I tolerated it because the combat is fun in Bioshock Infinite and Tomb Raider. Lara’s bow is one of the most satisfying weapons I’ve used in a game in a long time. The juxtaposition of the videogame part doesn’t match the maturity of the narrative. This didn’t matter with older games because the plot was just an excuse to get into another room full of dudes to murder. But enemies can’t be treated like targets anymore. Lara is a struggling survivor and like Booker is merely defending herself. Games are at the point where the plot is the game and that’s making the shooting guys element feel dumb.

Don’t ditch the combat and make games strictly an interactive story. At that point I might as well get into movies or books. However, the days of facing waves of nameless enemies have to go. Videogames have evolved beyond needing that. It’s time to grow up. I still want my mindless Gears of Wars and Call of Dutys but when a developer wants to make a serious commitment to communicating a message or story, they can’t follow the path of the mindless shooter.

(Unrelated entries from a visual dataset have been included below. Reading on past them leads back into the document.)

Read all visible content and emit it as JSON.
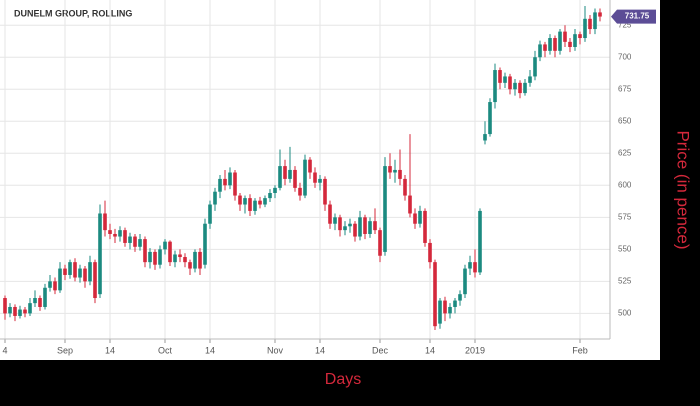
{
  "chart_data": {
    "type": "candlestick",
    "title": "DUNELM GROUP, ROLLING",
    "x_label": "Days",
    "y_label": "Price (in pence)",
    "categories": [
      "4",
      null,
      null,
      null,
      null,
      null,
      null,
      null,
      null,
      null,
      null,
      null,
      "Sep",
      null,
      null,
      null,
      null,
      null,
      null,
      null,
      null,
      "14",
      null,
      null,
      null,
      null,
      null,
      null,
      null,
      null,
      null,
      null,
      "Oct",
      null,
      null,
      null,
      null,
      null,
      null,
      null,
      null,
      "14",
      null,
      null,
      null,
      null,
      null,
      null,
      null,
      null,
      null,
      null,
      null,
      null,
      "Nov",
      null,
      null,
      null,
      null,
      null,
      null,
      null,
      null,
      "14",
      null,
      null,
      null,
      null,
      null,
      null,
      null,
      null,
      null,
      null,
      null,
      "Dec",
      null,
      null,
      null,
      null,
      null,
      null,
      null,
      null,
      null,
      "14",
      null,
      null,
      null,
      null,
      null,
      null,
      null,
      null,
      "2019",
      null,
      null,
      null,
      null,
      null,
      null,
      null,
      null,
      null,
      null,
      null,
      null,
      null,
      null,
      null,
      null,
      null,
      null,
      null,
      null,
      "Feb",
      null,
      null,
      null,
      null
    ],
    "open": [
      512,
      500,
      505,
      498,
      503,
      500,
      508,
      512,
      505,
      520,
      525,
      518,
      535,
      530,
      540,
      528,
      535,
      525,
      540,
      515,
      578,
      565,
      562,
      560,
      565,
      555,
      560,
      552,
      558,
      540,
      548,
      538,
      550,
      556,
      540,
      546,
      544,
      540,
      535,
      548,
      538,
      570,
      585,
      595,
      605,
      600,
      610,
      592,
      585,
      590,
      580,
      588,
      585,
      590,
      594,
      598,
      615,
      605,
      612,
      598,
      592,
      620,
      610,
      602,
      605,
      585,
      570,
      575,
      565,
      568,
      570,
      560,
      575,
      562,
      572,
      565,
      548,
      615,
      610,
      612,
      605,
      592,
      578,
      570,
      580,
      555,
      540,
      492,
      510,
      500,
      505,
      510,
      515,
      535,
      540,
      532,
      635,
      640,
      665,
      690,
      680,
      685,
      675,
      680,
      672,
      680,
      685,
      700,
      710,
      705,
      715,
      705,
      720,
      712,
      708,
      718,
      715,
      730,
      722,
      735
    ],
    "high": [
      514,
      508,
      507,
      506,
      505,
      512,
      518,
      514,
      523,
      530,
      528,
      540,
      538,
      542,
      543,
      538,
      537,
      545,
      542,
      585,
      588,
      570,
      566,
      568,
      567,
      563,
      562,
      562,
      560,
      551,
      550,
      553,
      558,
      557,
      549,
      550,
      547,
      542,
      550,
      551,
      574,
      588,
      598,
      608,
      612,
      614,
      612,
      594,
      592,
      593,
      590,
      591,
      592,
      597,
      600,
      628,
      620,
      630,
      615,
      602,
      624,
      622,
      614,
      608,
      607,
      588,
      578,
      577,
      572,
      574,
      572,
      580,
      577,
      575,
      582,
      567,
      622,
      625,
      620,
      628,
      608,
      640,
      582,
      584,
      582,
      558,
      542,
      512,
      513,
      508,
      512,
      518,
      538,
      545,
      550,
      582,
      650,
      668,
      695,
      692,
      688,
      687,
      683,
      682,
      683,
      690,
      705,
      713,
      712,
      718,
      717,
      722,
      725,
      715,
      722,
      720,
      740,
      733,
      738,
      738
    ],
    "low": [
      495,
      497,
      494,
      496,
      497,
      498,
      505,
      502,
      503,
      517,
      515,
      516,
      526,
      527,
      525,
      524,
      520,
      522,
      508,
      512,
      560,
      558,
      555,
      556,
      552,
      550,
      548,
      549,
      536,
      535,
      534,
      535,
      546,
      537,
      536,
      540,
      536,
      530,
      532,
      530,
      535,
      566,
      580,
      590,
      596,
      597,
      588,
      580,
      578,
      576,
      577,
      582,
      583,
      587,
      590,
      596,
      600,
      602,
      595,
      588,
      590,
      605,
      598,
      596,
      580,
      566,
      565,
      560,
      561,
      563,
      556,
      557,
      558,
      559,
      562,
      540,
      545,
      605,
      602,
      600,
      588,
      575,
      566,
      567,
      552,
      535,
      487,
      488,
      494,
      496,
      500,
      506,
      512,
      530,
      528,
      530,
      632,
      638,
      660,
      675,
      676,
      671,
      670,
      668,
      670,
      677,
      682,
      697,
      700,
      702,
      700,
      702,
      708,
      704,
      705,
      710,
      712,
      718,
      718,
      728
    ],
    "close": [
      500,
      505,
      498,
      503,
      500,
      508,
      512,
      505,
      520,
      525,
      518,
      535,
      530,
      540,
      528,
      535,
      525,
      540,
      512,
      578,
      565,
      562,
      560,
      565,
      555,
      560,
      552,
      558,
      540,
      548,
      538,
      550,
      556,
      540,
      546,
      544,
      540,
      535,
      548,
      535,
      570,
      585,
      595,
      605,
      600,
      610,
      592,
      585,
      590,
      580,
      588,
      585,
      590,
      594,
      598,
      615,
      605,
      612,
      598,
      592,
      620,
      610,
      602,
      605,
      585,
      570,
      575,
      565,
      568,
      570,
      560,
      575,
      562,
      572,
      565,
      545,
      615,
      610,
      612,
      605,
      592,
      578,
      570,
      580,
      555,
      540,
      490,
      510,
      500,
      505,
      510,
      515,
      535,
      540,
      532,
      580,
      640,
      665,
      690,
      680,
      685,
      675,
      680,
      672,
      680,
      685,
      700,
      710,
      705,
      715,
      705,
      720,
      712,
      708,
      718,
      715,
      730,
      722,
      735,
      731.75
    ],
    "up_color": "#1b8a80",
    "down_color": "#d4283b",
    "last_value": 731.75,
    "last_value_color": "#5c4d96",
    "ylim": [
      480,
      740
    ],
    "yticks": [
      500,
      525,
      550,
      575,
      600,
      625,
      650,
      675,
      700,
      725
    ],
    "grid": true
  }
}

Perhaps this is just an audience issue. Do people like you and me just want something from games the masses don't? I'm sure there are plenty of folks that bought Bioshock Infinite not giving a rat's ass about the plot, Elizabeth, or even the setting. It's why I'm sure The Walking Dead: Survival Instinct will outsell TellTale's Walking Dead. Average Joe that shops at GameStop has a specific idea of what a videogame is and doesn't think about what they actually are or can be. But I'm also the kind of guy that paid to see Evil Dead (and loved it) instead of going to the Shakespeare playing downtown.